"…you have to call Dallas to let them know you're stepping out a few minutes to get a haircut."
Those words, spoken by a driver for Greyhound, put a very human face on implementing the new hours of service rules proposed by the Federal Motor Carrier Safety Administration.
FMCSA's public hearing in Ontario, Calif., this week was peppered with the usual objections from trucking company executives, owner-operators, industry associations, etc. Most say the proposal is unworkable; economically they expect it will cut most drivers' wages 25% or more while requiring the hiring of 20% more drivers. Driver and bus run changes anticipated by Greyhound management prompted the public comments by their driver.
With an eerie similarity to Morgan Freeman, playing Hoke Colburn in the 1989 movie "Driving Miss Daisy," this Greyhound driver's comment came as he recounted how he had spent more than six years working the Greyhound "extra board" out of Los Angeles before he had enough seniority to win a regular run.

Greyhound's driver force is divided into two groups: drivers who have been around long enough (usually more than six years) who work regular routes and know what they'll be doing and where they're going each day; and extra drivers who work on an as-needed basis. The extra drivers can be called to work at literally a moment's notice and can be sent on any run -- lasting from a few hours to a few days. Being "on call" 24 hours a day, extra drivers must constantly keep dispatchers at Greyhound's Dallas headquarters informed of their whereabouts and availability status.

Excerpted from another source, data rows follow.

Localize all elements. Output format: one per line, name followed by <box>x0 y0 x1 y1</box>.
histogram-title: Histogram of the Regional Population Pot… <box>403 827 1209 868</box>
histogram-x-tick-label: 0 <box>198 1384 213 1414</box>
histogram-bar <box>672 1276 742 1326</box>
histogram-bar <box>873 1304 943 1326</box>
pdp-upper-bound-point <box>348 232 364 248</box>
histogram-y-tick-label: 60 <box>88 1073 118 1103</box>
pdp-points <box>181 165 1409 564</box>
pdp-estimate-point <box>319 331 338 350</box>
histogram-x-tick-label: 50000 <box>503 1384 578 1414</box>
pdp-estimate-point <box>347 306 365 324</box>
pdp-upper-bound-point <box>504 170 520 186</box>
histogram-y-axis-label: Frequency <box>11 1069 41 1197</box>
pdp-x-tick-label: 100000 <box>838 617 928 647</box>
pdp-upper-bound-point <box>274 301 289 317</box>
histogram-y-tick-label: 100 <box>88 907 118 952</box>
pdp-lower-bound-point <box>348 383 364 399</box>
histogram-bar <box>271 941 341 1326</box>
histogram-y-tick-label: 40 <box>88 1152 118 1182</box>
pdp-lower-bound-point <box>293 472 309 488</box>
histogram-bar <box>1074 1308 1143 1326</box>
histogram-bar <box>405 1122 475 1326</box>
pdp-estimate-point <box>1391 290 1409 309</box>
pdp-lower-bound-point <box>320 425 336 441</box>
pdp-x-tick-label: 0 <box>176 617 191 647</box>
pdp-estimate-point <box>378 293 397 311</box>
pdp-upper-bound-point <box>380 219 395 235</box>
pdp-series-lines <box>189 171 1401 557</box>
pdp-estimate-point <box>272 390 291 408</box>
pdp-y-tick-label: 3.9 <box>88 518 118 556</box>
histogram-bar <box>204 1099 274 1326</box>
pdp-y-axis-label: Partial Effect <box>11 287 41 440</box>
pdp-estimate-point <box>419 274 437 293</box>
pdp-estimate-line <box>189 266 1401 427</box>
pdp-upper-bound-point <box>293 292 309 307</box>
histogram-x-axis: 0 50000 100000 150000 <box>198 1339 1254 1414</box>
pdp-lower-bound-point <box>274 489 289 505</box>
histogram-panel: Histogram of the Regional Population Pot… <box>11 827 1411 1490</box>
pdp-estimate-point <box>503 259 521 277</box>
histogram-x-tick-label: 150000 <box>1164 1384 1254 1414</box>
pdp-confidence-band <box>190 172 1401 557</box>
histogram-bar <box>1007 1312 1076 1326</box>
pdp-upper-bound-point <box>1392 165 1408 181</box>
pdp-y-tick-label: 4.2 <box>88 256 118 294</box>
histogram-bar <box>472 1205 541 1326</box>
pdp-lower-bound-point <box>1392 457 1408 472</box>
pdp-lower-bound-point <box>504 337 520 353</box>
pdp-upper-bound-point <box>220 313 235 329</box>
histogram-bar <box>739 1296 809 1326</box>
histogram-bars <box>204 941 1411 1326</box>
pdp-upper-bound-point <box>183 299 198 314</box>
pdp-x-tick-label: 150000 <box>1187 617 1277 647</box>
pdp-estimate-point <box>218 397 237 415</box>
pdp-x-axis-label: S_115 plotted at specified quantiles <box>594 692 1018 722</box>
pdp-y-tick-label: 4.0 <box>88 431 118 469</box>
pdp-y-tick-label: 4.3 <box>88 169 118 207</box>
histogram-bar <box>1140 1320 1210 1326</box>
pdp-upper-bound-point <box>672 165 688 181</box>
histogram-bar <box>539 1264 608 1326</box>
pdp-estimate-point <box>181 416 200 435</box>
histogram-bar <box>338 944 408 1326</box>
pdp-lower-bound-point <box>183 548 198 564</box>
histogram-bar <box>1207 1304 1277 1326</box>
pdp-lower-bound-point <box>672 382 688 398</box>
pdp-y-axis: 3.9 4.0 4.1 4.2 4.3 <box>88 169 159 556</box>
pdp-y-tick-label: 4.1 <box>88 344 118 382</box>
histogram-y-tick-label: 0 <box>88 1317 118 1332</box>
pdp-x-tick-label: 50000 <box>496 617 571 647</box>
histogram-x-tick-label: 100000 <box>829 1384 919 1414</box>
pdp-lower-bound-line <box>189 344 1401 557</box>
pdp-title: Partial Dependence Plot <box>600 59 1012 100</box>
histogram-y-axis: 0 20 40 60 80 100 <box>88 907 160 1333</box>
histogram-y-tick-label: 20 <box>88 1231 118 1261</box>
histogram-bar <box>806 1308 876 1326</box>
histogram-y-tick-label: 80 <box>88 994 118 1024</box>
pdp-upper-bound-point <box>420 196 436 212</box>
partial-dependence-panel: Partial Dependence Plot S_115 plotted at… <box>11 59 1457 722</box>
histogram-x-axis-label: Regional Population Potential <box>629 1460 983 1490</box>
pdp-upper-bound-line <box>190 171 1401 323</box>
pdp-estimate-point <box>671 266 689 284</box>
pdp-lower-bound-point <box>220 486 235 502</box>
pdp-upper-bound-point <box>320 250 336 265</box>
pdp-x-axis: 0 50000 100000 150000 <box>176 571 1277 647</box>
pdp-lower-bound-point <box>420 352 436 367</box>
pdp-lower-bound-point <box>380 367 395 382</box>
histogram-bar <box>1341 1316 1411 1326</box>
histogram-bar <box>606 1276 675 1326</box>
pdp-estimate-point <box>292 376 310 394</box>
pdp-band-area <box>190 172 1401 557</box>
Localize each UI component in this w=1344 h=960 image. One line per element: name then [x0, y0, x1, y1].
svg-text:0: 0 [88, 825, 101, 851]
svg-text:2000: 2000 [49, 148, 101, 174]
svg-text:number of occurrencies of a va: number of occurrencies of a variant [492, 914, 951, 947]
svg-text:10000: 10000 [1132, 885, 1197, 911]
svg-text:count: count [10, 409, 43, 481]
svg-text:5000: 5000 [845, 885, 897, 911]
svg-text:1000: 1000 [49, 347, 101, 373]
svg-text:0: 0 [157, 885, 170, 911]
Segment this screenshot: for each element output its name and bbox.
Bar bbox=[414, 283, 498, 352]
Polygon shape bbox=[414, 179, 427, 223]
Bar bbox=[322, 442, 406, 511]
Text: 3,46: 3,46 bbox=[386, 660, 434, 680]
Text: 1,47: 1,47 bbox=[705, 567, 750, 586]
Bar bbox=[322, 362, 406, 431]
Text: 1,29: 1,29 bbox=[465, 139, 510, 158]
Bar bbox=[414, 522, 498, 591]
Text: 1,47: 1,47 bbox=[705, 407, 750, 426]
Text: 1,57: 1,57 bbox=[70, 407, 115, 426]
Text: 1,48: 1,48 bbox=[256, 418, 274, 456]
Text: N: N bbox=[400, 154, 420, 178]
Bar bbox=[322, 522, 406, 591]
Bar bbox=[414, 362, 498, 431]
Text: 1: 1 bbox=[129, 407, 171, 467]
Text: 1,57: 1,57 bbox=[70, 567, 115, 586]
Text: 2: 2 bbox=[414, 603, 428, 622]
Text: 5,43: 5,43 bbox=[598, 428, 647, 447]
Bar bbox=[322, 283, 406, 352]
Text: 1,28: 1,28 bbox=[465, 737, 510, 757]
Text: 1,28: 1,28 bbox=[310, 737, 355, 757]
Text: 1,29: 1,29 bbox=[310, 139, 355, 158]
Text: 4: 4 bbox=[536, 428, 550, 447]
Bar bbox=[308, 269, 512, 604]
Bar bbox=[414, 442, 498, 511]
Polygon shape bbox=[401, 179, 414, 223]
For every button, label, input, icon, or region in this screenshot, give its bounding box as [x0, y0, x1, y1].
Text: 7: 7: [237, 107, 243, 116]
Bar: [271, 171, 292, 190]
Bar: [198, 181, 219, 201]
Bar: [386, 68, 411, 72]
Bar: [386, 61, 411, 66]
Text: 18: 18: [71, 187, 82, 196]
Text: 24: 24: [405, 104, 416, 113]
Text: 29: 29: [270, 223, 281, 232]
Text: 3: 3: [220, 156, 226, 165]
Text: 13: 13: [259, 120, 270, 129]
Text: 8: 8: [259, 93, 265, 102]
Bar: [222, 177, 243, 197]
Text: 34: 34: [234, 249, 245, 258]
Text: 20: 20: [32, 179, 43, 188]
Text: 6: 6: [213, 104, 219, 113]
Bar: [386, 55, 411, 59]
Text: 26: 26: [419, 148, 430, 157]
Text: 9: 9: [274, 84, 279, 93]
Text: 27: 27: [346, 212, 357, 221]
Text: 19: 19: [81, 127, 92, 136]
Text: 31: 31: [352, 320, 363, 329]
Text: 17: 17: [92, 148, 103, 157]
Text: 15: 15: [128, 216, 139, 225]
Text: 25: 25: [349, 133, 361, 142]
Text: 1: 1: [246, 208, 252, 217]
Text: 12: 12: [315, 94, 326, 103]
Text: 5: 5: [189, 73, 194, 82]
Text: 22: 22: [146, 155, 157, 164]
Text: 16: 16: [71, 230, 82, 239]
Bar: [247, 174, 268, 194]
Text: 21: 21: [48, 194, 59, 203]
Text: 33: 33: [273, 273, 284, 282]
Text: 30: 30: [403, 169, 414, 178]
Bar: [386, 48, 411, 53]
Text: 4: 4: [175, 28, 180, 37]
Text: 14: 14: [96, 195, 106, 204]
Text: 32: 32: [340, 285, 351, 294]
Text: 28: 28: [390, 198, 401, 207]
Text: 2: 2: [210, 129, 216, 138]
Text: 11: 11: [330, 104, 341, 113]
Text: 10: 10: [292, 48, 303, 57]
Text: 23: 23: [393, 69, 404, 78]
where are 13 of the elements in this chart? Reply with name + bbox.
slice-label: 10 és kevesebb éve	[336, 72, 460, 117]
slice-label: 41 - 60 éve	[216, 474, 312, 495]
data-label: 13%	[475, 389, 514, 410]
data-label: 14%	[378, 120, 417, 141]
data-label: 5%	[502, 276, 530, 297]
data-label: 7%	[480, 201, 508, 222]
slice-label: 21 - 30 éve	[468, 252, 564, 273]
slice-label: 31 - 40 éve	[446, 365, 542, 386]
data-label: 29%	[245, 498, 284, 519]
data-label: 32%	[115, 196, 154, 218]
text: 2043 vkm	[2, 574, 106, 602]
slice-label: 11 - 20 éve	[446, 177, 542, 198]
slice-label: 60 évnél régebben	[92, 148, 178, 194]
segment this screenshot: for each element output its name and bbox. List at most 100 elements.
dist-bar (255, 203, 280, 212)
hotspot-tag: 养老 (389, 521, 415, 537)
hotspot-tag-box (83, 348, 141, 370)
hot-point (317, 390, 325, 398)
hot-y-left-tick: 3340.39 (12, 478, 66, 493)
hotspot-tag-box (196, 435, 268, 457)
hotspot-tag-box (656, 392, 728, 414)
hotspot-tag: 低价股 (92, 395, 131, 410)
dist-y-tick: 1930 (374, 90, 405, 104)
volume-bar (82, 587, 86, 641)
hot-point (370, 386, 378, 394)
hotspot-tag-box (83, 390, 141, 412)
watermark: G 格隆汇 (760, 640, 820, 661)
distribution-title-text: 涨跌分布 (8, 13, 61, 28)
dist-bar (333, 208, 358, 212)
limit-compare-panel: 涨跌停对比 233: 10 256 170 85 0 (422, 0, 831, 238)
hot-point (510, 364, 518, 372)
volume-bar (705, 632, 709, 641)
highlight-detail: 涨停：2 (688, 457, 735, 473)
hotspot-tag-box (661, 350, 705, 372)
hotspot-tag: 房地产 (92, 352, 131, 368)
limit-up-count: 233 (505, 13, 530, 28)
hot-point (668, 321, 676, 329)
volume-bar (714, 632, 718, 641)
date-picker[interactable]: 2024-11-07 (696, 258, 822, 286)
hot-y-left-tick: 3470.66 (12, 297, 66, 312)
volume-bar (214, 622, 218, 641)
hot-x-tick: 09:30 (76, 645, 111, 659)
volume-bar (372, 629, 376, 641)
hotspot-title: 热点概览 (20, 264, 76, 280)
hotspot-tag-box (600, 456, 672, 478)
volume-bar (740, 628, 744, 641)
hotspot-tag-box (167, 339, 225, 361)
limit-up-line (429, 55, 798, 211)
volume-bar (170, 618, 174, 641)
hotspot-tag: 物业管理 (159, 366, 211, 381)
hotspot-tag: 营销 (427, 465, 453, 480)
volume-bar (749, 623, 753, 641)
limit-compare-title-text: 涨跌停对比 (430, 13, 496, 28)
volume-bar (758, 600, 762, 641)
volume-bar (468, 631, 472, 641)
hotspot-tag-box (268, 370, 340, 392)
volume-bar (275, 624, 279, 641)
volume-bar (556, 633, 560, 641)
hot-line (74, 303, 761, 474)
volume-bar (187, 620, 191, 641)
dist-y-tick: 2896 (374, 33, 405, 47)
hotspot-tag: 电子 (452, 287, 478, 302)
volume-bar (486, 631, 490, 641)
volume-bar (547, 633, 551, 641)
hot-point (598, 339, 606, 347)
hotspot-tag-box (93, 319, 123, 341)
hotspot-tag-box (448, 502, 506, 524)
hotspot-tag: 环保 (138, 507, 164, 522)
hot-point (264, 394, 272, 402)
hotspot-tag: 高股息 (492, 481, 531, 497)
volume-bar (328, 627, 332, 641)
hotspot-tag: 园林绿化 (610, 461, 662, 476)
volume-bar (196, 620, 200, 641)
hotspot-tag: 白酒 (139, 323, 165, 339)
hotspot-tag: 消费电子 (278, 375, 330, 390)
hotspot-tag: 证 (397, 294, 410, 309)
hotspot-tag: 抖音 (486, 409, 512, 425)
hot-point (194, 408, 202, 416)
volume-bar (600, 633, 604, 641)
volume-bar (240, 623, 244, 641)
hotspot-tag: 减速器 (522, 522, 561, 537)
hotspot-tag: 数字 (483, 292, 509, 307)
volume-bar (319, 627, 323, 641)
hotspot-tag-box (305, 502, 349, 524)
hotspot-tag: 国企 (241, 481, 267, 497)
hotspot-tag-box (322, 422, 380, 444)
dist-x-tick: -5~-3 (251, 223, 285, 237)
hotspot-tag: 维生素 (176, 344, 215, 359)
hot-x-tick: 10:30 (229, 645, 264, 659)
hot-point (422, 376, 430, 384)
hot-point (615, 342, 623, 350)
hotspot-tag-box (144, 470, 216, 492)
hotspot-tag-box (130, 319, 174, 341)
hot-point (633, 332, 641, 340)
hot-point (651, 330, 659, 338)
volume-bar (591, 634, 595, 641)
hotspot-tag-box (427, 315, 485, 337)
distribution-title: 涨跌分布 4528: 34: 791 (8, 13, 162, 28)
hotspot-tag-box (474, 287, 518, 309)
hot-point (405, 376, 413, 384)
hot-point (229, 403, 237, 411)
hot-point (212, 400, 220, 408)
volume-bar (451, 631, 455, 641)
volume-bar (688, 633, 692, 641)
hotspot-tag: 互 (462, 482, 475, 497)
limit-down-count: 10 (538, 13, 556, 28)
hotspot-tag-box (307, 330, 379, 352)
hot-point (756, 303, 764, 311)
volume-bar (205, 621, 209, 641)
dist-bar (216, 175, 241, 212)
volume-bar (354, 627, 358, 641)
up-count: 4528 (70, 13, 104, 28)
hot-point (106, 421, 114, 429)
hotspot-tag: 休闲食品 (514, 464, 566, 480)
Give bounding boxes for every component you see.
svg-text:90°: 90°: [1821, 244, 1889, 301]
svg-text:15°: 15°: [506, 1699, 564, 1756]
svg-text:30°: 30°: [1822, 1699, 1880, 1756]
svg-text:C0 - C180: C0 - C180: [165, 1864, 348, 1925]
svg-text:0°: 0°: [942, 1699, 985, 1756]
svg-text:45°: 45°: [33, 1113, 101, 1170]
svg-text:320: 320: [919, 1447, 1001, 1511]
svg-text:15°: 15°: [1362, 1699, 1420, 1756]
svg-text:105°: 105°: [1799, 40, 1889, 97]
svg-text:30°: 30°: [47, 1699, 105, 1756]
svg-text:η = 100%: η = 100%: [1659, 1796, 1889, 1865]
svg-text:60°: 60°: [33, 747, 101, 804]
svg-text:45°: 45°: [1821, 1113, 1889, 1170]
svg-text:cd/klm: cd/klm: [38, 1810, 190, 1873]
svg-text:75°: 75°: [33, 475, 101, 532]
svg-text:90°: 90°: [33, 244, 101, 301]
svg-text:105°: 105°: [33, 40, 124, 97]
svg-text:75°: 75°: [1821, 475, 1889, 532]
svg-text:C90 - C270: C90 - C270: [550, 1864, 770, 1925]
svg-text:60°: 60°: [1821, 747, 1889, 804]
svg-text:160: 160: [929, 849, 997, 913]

"I can't go back to the extra board," the testifying driver said. "You can't have a family life that way."
"I know what I'm doing every day now, and I like that," the Greyhound driver said quietly to the panel of six somber-faced, Washington bureaucrats. "I worked too hard to get here, and it's not fair for the government to take it away."
For those who have never seen the movie "Driving Miss Daisy," Morgan Freeman plays an older black man hired to chauffer an older, wealthy white woman around the pre-civil-rights era South. Their relationship comes to a head when he finally refuses to ask her for permission to stop so he can go to the bathroom.